Tabac à mâcher et baseball
Alors que l'usage de tabac à mâcher est en forte baisse aux États-Unis, il demeure traditionnellement associé[1] au baseball professionnel en Amérique du Nord. Une étude de la faculté d'odontologie de l'Université de Californie à San Francisco estimait en 1998 que de 35 % à 40 % des joueurs professionnels de baseball utilisaient le tabac à mâcher[2]. Selon les données compilées par la Pro Baseball Athletic Trainers Society, 33 % des joueurs de la Ligue majeure de baseball en consommeraient en 2014, une diminution de 17 % en 20 ans, mais un nombre 10 fois plus élevé que dans la population en général aux États-Unis selon l'American Cancer Society[3],[4],[5].
Dès les premières années où ce sport est pratiqué, au XIXe siècle, les joueurs de baseball mâchent du tabac[6], habitude courante dans la société américaine de l'époque. Le joueur de baseball y trouvait certains aspects pratiques : l'avant-champ du terrain est poussiéreux et mâcher du tabac lubrifie la bouche[7] ; le cuir des gants de baseball est assoupli avec le crachat dans les années 1870 et 1880[8] ; les lanceurs utilisent le crachat caractéristique d'un mâcheur de tabac pour leur balle mouillée, technique aujourd'hui illégale mais répandue et permise jusqu'aux années 1920[6]. Alors que le tabac à mâcher perd en popularité au profit des cigarettes, le monde du baseball résiste et se montre méfiant à l'endroit du tabac à fumer, croyant qu'il peut causer de la fatigue ou même de la malchance[9]. Le tabac à mâcher connaît un regain de popularité dans la Ligue majeure de baseball dans les années 1970, alors que les risques de fumer sont mieux connus[7],[9]. Il n'est alors pas rare que les compagnies de tabac distribuent gratuitement des échantillons de leurs produits à chiquer aux équipes des ligues majeures et mineures, voire dans les collèges[9]. Cette pratique est interdite par plusieurs équipes de la Ligue majeure de baseball dans les années 1980[7],[10].
Plusieurs voix se sont élevées contre l'usage du tabac à mâcher au baseball et en faveur de son interdiction. L'ancien joueur Bill Tuttle(en) meurt en 1998 après une longue bataille contre un cancer de la bouche.

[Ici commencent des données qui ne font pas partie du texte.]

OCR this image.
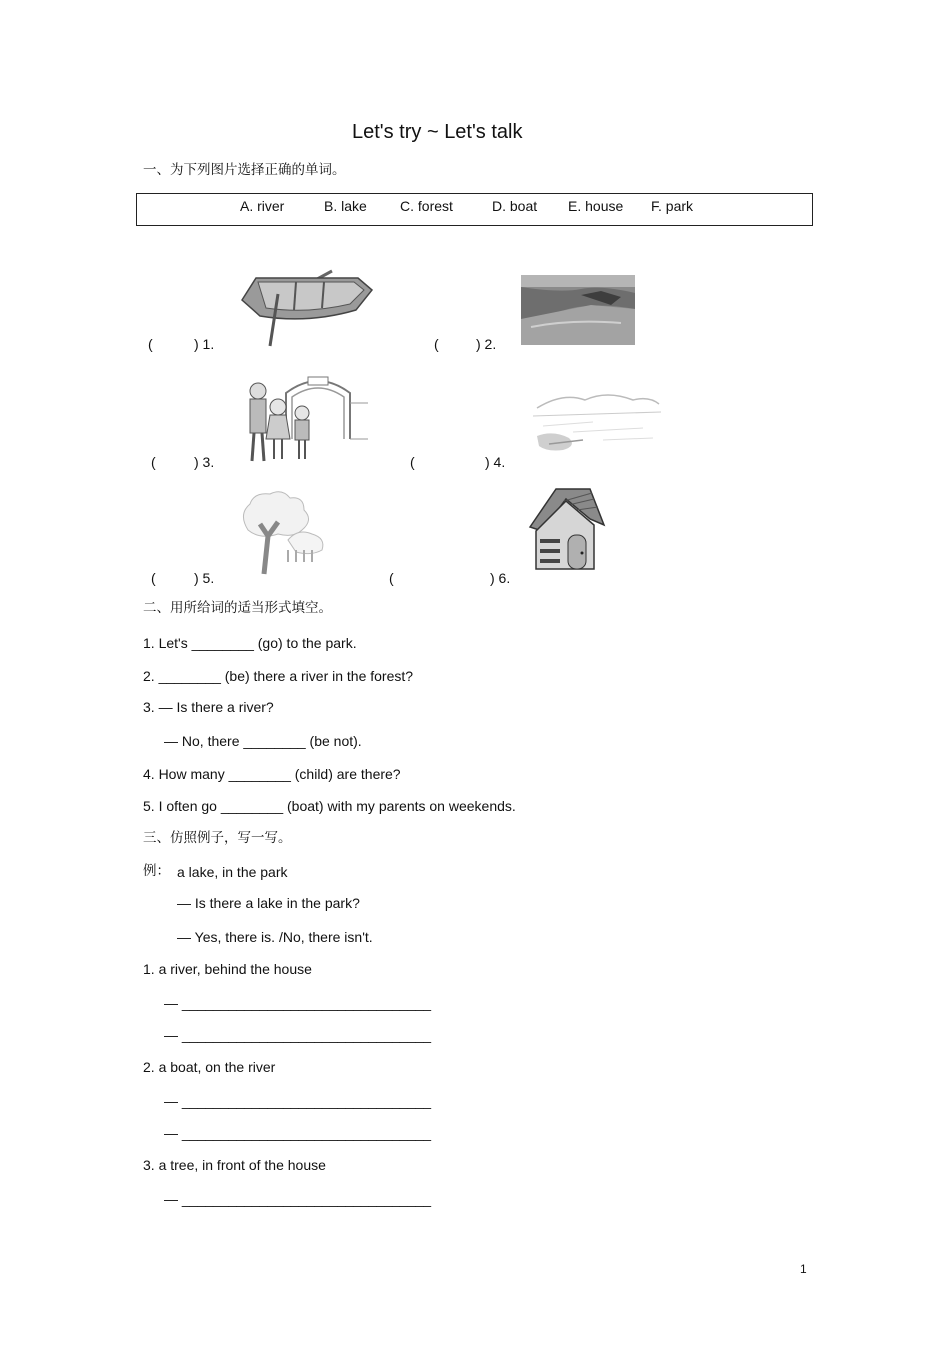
Let's try ~ Let's talk
一、为下列图片选择正确的单词。
A. river	B. lake C. forest	D. boat E. house F. park
(	) 1.	(	) 2.
(	) 3.	(	) 4.
(	) 5.	(	) 6.
二、用所给词的适当形式填空。
1. Let's ________ (go) to the park.
2. ________ (be) there a river in the forest?
3. — Is there a river?
— No, there ________ (be not).
4. How many ________ (child) are there?
5. I often go ________ (boat) with my parents on weekends.
三、仿照例子，写一写。
例： a lake, in the park
— Is there a lake in the park?
— Yes, there is. /No, there isn't.
1. a river, behind the house
— ________________________________
— ________________________________
2. a boat, on the river
— ________________________________
— ________________________________
3. a tree, in front of the house
— ________________________________
1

Dans les cinq années précédant son décès, il prononce devant les joueurs professionnels des conférences les mettant en garde contre l'usage du tabac à mâcher, et milite pour que les jeunes ne soient pas exposés à cette habitude à la télévision[11]. L'ancien joueur et commentateur sportifJoe Garagiola fait chaque année la tournée des camps d'entraînement pour parler des dangers du tabac à mâcher, qu'il a abandonné à la fin des années 1950[12]. En 2003, Sammy Sosa est porte-parole d'une campagne contre le tabac dans les sports[13]. Le joueur étoile Tony Gwynn s'est publiquement prononcé contre cette habitude qui, selon lui[14] (mais pas selon l'opinion des spécialistes[15],[16]), est responsable de la tumeur des glandes salivaires qui l'emporte en 2014[17].
Encouragée par des politiciens membres du Congrès des États-Unis[18],[19], la Ligue majeure de baseball (MLB) dit envisager de bannir le tabac à mâcher des terrains et des stades, mais doit négocier une telle interdiction avec l'Association des joueurs. Dans la convention collective signée en entre la Ligue et le syndicat des joueurs, certaines mesures sont approuvées, mais l'usage du tabac à mâcher ou à priser reste permis durant les matchs, sur le terrain ou dans l'abri des joueurs[19]. Il est toutefois désormais interdit aux joueurs et entraîneurs de garder ces produits dans la poche de leur uniforme, de les laisser où ils pourraient être filmés par les caméras de télévision, ou encore d'en consommer lors des interviews avant et après les matchs[19].
En 1980, la Wrigley Company commence à produire un produit, depuis 2010 distribué par Ford Gum(en)[20], appelé Big League Chew (littéralement : « chique des grandes ligues »). Il s'agit d'un chewing-gum ayant l'apparence de tabac à chiquer et proposée comme alternative par son créateur, l'ancien joueur de ligues mineures Rob Nelson, et son partenaire d'affaires, l'ancien joueur Jim Bouton[21]. Elle est également controversée pour sa ressemblance avec le produit qu'elle souhaite remplacer[21].